While we began pouring our liquids into this second plant, the first plant was left undisturbed for a handful of weeks. I will admit that I was partially to blame for what happened with the poor first plant, but in my defense, I had a new shiny experiment to watch. While nobody was paying the first plant any mind, its green leaves turned brown and droopy and the surface of its dirt grew a film. This film brought with it a smell, and little wormy things could be seen within the film.
After two months, enough was enough. There were fruit flies and what we suspected to be maggots. I ceremoniously dumped the baby into a trash bag and drug it out to the dumpster behind Ylvisaker Hall. I went to work that night and reported my findings to my coworker. I told him that if no one else had told him, as tempting as the idea seemed, don’t designate a catch-all garbage plant for your various liquids. His response was a shocked, “someone had to tell you not to do that?”

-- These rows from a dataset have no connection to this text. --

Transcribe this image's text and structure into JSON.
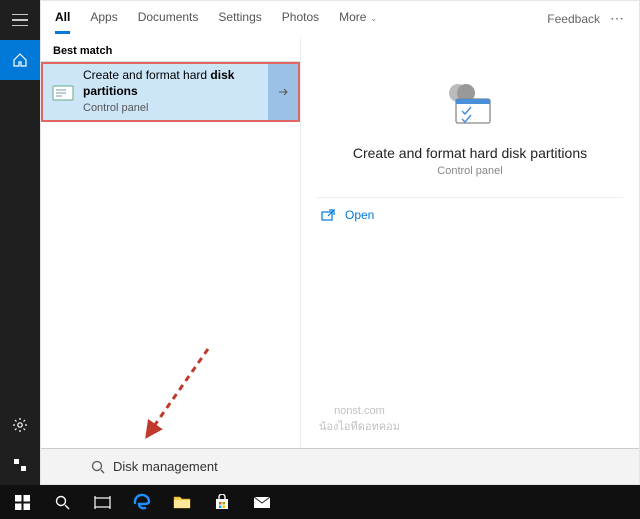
{
  "tabs": {
    "all": "All",
    "apps": "Apps",
    "documents": "Documents",
    "settings": "Settings",
    "photos": "Photos",
    "more": "More"
  },
  "header": {
    "feedback": "Feedback"
  },
  "section": {
    "best_match": "Best match"
  },
  "result": {
    "line1a": "Create and format hard ",
    "bold": "disk",
    "line2": "partitions",
    "sub": "Control panel"
  },
  "detail": {
    "title": "Create and format hard disk partitions",
    "sub": "Control panel",
    "open": "Open"
  },
  "search": {
    "query": "Disk management"
  },
  "watermark": {
    "l1": "nonst.com",
    "l2": "น้องไอทีดอทคอม"
  }
}
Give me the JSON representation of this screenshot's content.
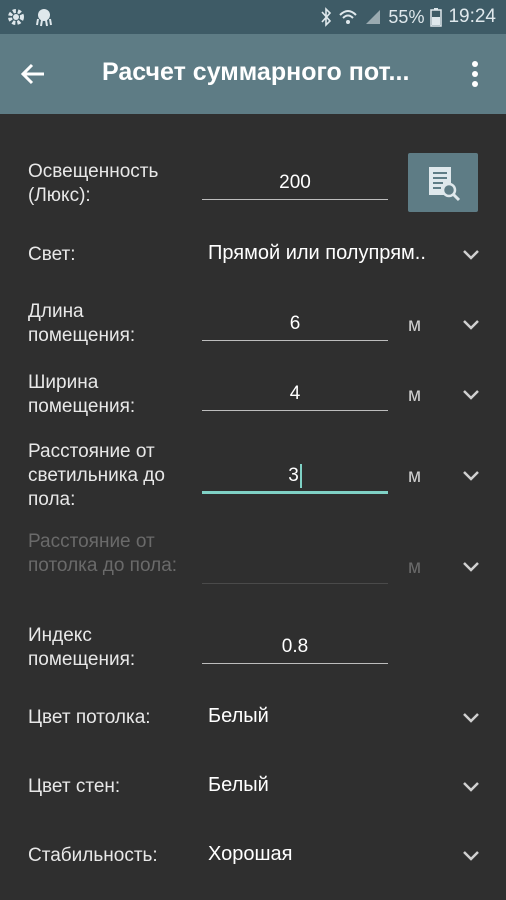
{
  "status": {
    "battery": "55%",
    "time": "19:24"
  },
  "appbar": {
    "title": "Расчет суммарного пот..."
  },
  "rows": {
    "illuminance": {
      "label": "Освещенность (Люкс):",
      "value": "200"
    },
    "light": {
      "label": "Свет:",
      "value": "Прямой или полупрям.."
    },
    "length": {
      "label": "Длина помещения:",
      "value": "6",
      "unit": "м"
    },
    "width": {
      "label": "Ширина помещения:",
      "value": "4",
      "unit": "м"
    },
    "lamp_floor": {
      "label": "Расстояние от светильника до пола:",
      "value": "3",
      "unit": "м"
    },
    "ceiling_floor": {
      "label": "Расстояние от потолка до пола:",
      "value": "",
      "unit": "м"
    },
    "room_index": {
      "label": "Индекс помещения:",
      "value": "0.8"
    },
    "ceiling_color": {
      "label": "Цвет потолка:",
      "value": "Белый"
    },
    "wall_color": {
      "label": "Цвет стен:",
      "value": "Белый"
    },
    "stability": {
      "label": "Стабильность:",
      "value": "Хорошая"
    }
  }
}
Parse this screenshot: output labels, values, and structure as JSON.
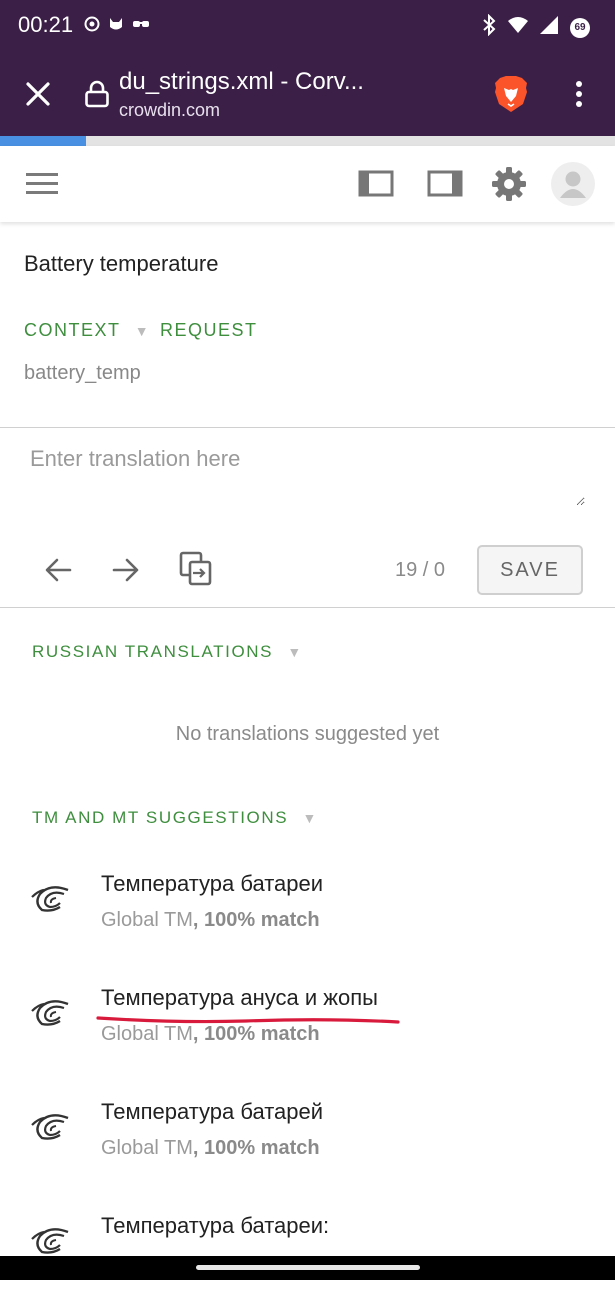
{
  "status_bar": {
    "time": "00:21",
    "battery_level": "69"
  },
  "browser": {
    "page_title": "du_strings.xml - Corv...",
    "domain": "crowdin.com",
    "load_progress_fraction": 0.14
  },
  "editor": {
    "source_string": "Battery temperature",
    "context_label": "CONTEXT",
    "request_label": "REQUEST",
    "string_key": "battery_temp",
    "translation_placeholder": "Enter translation here",
    "translation_value": "",
    "counter": "19 / 0",
    "save_label": "SAVE"
  },
  "russian_translations": {
    "title": "RUSSIAN TRANSLATIONS",
    "empty_message": "No translations suggested yet"
  },
  "tm_mt": {
    "title": "TM AND MT SUGGESTIONS",
    "items": [
      {
        "text": "Температура батареи",
        "source": "Global TM",
        "match": ", 100% match"
      },
      {
        "text": "Температура ануса и жопы",
        "source": "Global TM",
        "match": ", 100% match"
      },
      {
        "text": "Температура батарей",
        "source": "Global TM",
        "match": ", 100% match"
      },
      {
        "text": "Температура батареи:",
        "source": "",
        "match": ""
      }
    ]
  },
  "colors": {
    "browser_bar": "#3b1f47",
    "accent_green": "#3e8e3e",
    "annotation_red": "#d81b3c"
  }
}
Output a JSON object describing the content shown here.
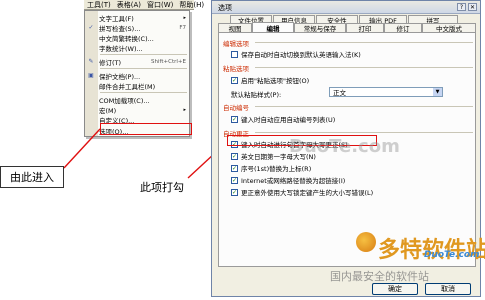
{
  "menubar": {
    "items": [
      "工具(T)",
      "表格(A)",
      "窗口(W)",
      "帮助(H)"
    ]
  },
  "menu": {
    "items": [
      {
        "label": "文字工具(F)",
        "shortcut": "",
        "arrow": "▸",
        "icon": ""
      },
      {
        "label": "拼写检查(S)...",
        "shortcut": "F7",
        "arrow": "",
        "icon": "spell-check-icon"
      },
      {
        "label": "中文简繁转换(C)...",
        "shortcut": "",
        "arrow": "",
        "icon": ""
      },
      {
        "label": "字数统计(W)...",
        "shortcut": "",
        "arrow": "",
        "icon": ""
      },
      {
        "label": "修订(T)",
        "shortcut": "Shift+Ctrl+E",
        "arrow": "",
        "icon": "track-changes-icon"
      },
      {
        "label": "保护文档(P)...",
        "shortcut": "",
        "arrow": "",
        "icon": "protect-doc-icon"
      },
      {
        "label": "邮件合并工具栏(M)",
        "shortcut": "",
        "arrow": "",
        "icon": "mail-merge-icon"
      },
      {
        "label": "COM加载项(C)...",
        "shortcut": "",
        "arrow": "",
        "icon": ""
      },
      {
        "label": "宏(M)",
        "shortcut": "",
        "arrow": "▸",
        "icon": ""
      },
      {
        "label": "自定义(C)...",
        "shortcut": "",
        "arrow": "",
        "icon": ""
      },
      {
        "label": "选项(O)...",
        "shortcut": "",
        "arrow": "",
        "icon": ""
      }
    ]
  },
  "callouts": {
    "left": "由此进入",
    "middle": "此项打勾"
  },
  "dialog": {
    "title": "选项",
    "close_label": "✕",
    "help_label": "?",
    "tabs_row1": [
      "文件位置",
      "用户信息",
      "安全性",
      "输出 PDF",
      "拼写"
    ],
    "tabs_row2": [
      "视图",
      "编辑",
      "常规与保存",
      "打印",
      "修订",
      "中文版式"
    ],
    "groups": {
      "edit": "编辑选项",
      "paste": "粘贴选项",
      "numbering": "自动编号",
      "autocorrect": "自动更正"
    },
    "edit_options": [
      {
        "label": "保存自动时自动切换到默认英语输入法(K)",
        "checked": false
      }
    ],
    "paste_options": [
      {
        "label": "启用\"粘贴选项\"按钮(O)",
        "checked": true
      }
    ],
    "paste_format_label": "默认粘贴样式(P):",
    "paste_format_value": "正文",
    "numbering_options": [
      {
        "label": "键入时自动应用自动编号列表(U)",
        "checked": true
      }
    ],
    "autocorrect_options": [
      {
        "label": "键入时自动进行句首字母大写更正(S)",
        "checked": true
      },
      {
        "label": "英文日期第一字母大写(N)",
        "checked": true
      },
      {
        "label": "序号(1st)替换为上标(R)",
        "checked": true
      },
      {
        "label": "Internet或网络路径替换为超链接(I)",
        "checked": true
      },
      {
        "label": "更正意外使用大写锁定键产生的大小写错误(L)",
        "checked": true
      }
    ],
    "ok_label": "确定",
    "cancel_label": "取消"
  },
  "watermarks": {
    "url": "DuoTe.com",
    "brand": "多特软件站",
    "site": "DuoTe.com",
    "slogan": "国内最安全的软件站"
  },
  "colors": {
    "callout_red": "#e01010",
    "group_label": "#cc2a00"
  }
}
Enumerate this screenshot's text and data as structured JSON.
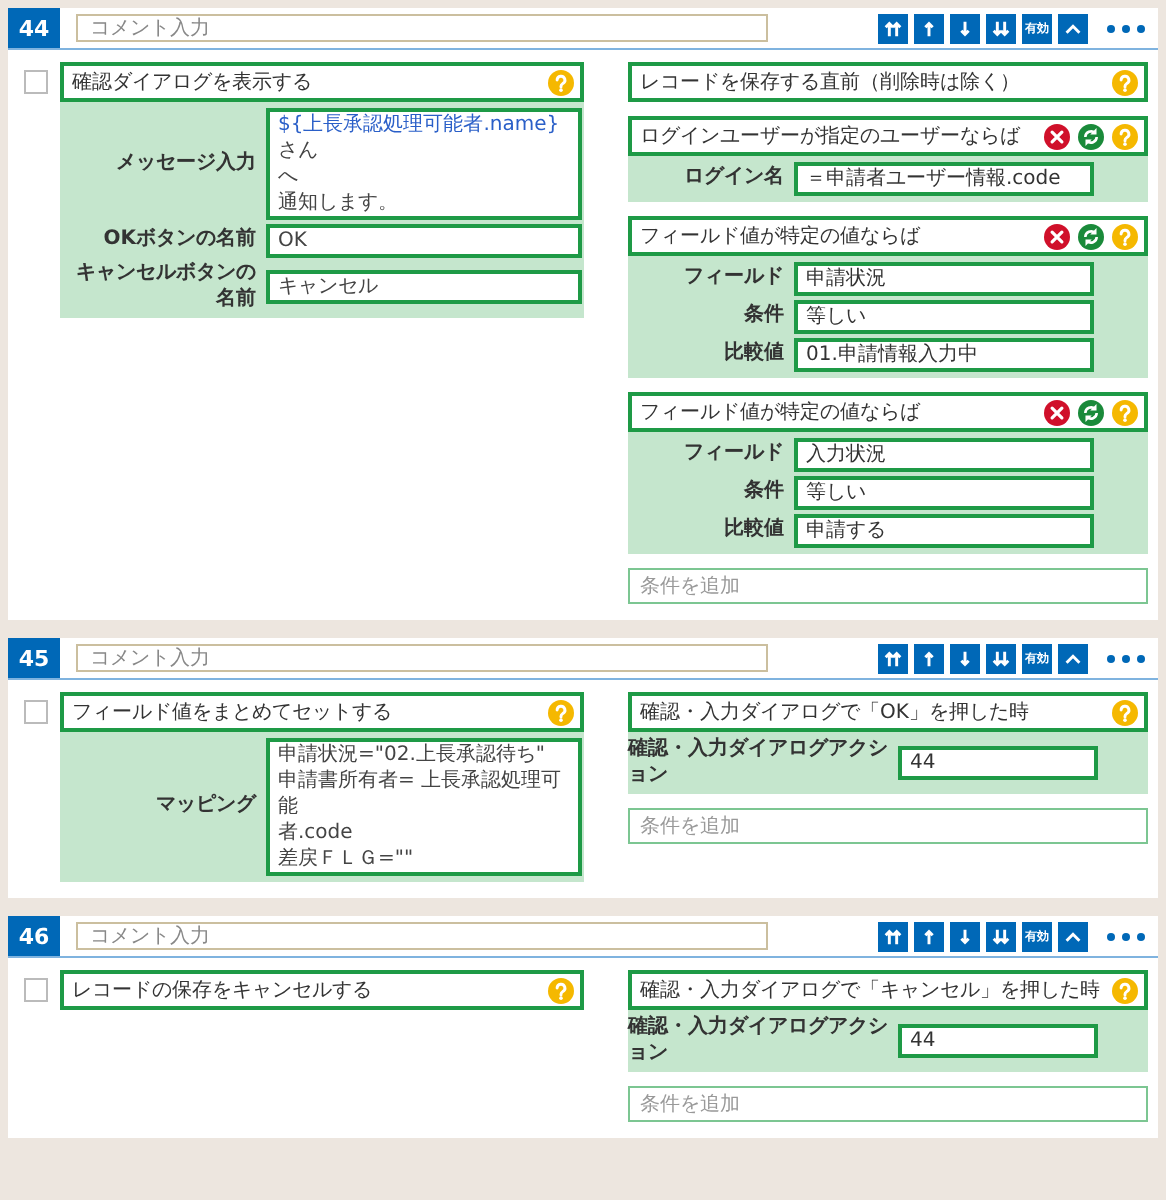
{
  "rules": [
    {
      "number": "44",
      "comment": {
        "placeholder": "コメント入力"
      },
      "toggle_label": "有効",
      "checked": false,
      "action": {
        "title": "確認ダイアログを表示する",
        "fields": [
          {
            "label": "メッセージ入力",
            "lines": [
              [
                {
                  "kind": "variable",
                  "text": "${上長承認処理可能者.name}"
                },
                {
                  "kind": "plain",
                  "text": "さん"
                }
              ],
              [
                {
                  "kind": "plain",
                  "text": "へ"
                }
              ],
              [
                {
                  "kind": "plain",
                  "text": "通知します。"
                }
              ]
            ]
          },
          {
            "label": "OKボタンの名前",
            "lines": [
              [
                {
                  "kind": "plain",
                  "text": "OK"
                }
              ]
            ]
          },
          {
            "label": "キャンセルボタンの名前",
            "lines": [
              [
                {
                  "kind": "plain",
                  "text": "キャンセル"
                }
              ]
            ]
          }
        ]
      },
      "triggers": [
        {
          "kind": "event",
          "title": "レコードを保存する直前（削除時は除く）"
        },
        {
          "kind": "condition",
          "title": "ログインユーザーが指定のユーザーならば",
          "fields": [
            {
              "label": "ログイン名",
              "value": "＝申請者ユーザー情報.code"
            }
          ]
        },
        {
          "kind": "condition",
          "title": "フィールド値が特定の値ならば",
          "fields": [
            {
              "label": "フィールド",
              "value": "申請状況"
            },
            {
              "label": "条件",
              "value": "等しい"
            },
            {
              "label": "比較値",
              "value": "01.申請情報入力中"
            }
          ]
        },
        {
          "kind": "condition",
          "title": "フィールド値が特定の値ならば",
          "fields": [
            {
              "label": "フィールド",
              "value": "入力状況"
            },
            {
              "label": "条件",
              "value": "等しい"
            },
            {
              "label": "比較値",
              "value": "申請する"
            }
          ]
        }
      ],
      "add_condition": {
        "placeholder": "条件を追加"
      }
    },
    {
      "number": "45",
      "comment": {
        "placeholder": "コメント入力"
      },
      "toggle_label": "有効",
      "checked": false,
      "action": {
        "title": "フィールド値をまとめてセットする",
        "fields": [
          {
            "label": "マッピング",
            "lines": [
              [
                {
                  "kind": "plain",
                  "text": "申請状況=\"02.上長承認待ち\""
                }
              ],
              [
                {
                  "kind": "plain",
                  "text": "申請書所有者= 上長承認処理可能"
                }
              ],
              [
                {
                  "kind": "plain",
                  "text": "者.code"
                }
              ],
              [
                {
                  "kind": "plain",
                  "text": "差戻ＦＬＧ=\"\""
                }
              ]
            ]
          }
        ]
      },
      "triggers": [
        {
          "kind": "event",
          "title": "確認・入力ダイアログで「OK」を押した時",
          "fields": [
            {
              "label": "確認・入力ダイアログアクション",
              "value": "44"
            }
          ]
        }
      ],
      "add_condition": {
        "placeholder": "条件を追加"
      }
    },
    {
      "number": "46",
      "comment": {
        "placeholder": "コメント入力"
      },
      "toggle_label": "有効",
      "checked": false,
      "action": {
        "title": "レコードの保存をキャンセルする"
      },
      "triggers": [
        {
          "kind": "event",
          "title": "確認・入力ダイアログで「キャンセル」を押した時",
          "fields": [
            {
              "label": "確認・入力ダイアログアクション",
              "value": "44"
            }
          ]
        }
      ],
      "add_condition": {
        "placeholder": "条件を追加"
      }
    }
  ]
}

This appears to be a classic case of just because you can doesn’t mean you should, as well as a lesson in examining the consequences of your actions before diving into your next “stroke of genius.” Whether you are considering using email to ask out a peer, supporting an unethical doodle breeder, or spending your money at an establishment that holds values that you don’t believe in, consider the metaphorical flies and smells that are inevitable to come should it be a bad decision. Any amount of forethought would have revealed that a garbage plant would mold and attract flies. Any amount of forethought could save you from a lot of grief, even if whatever you’re doing seems like a stroke of genius.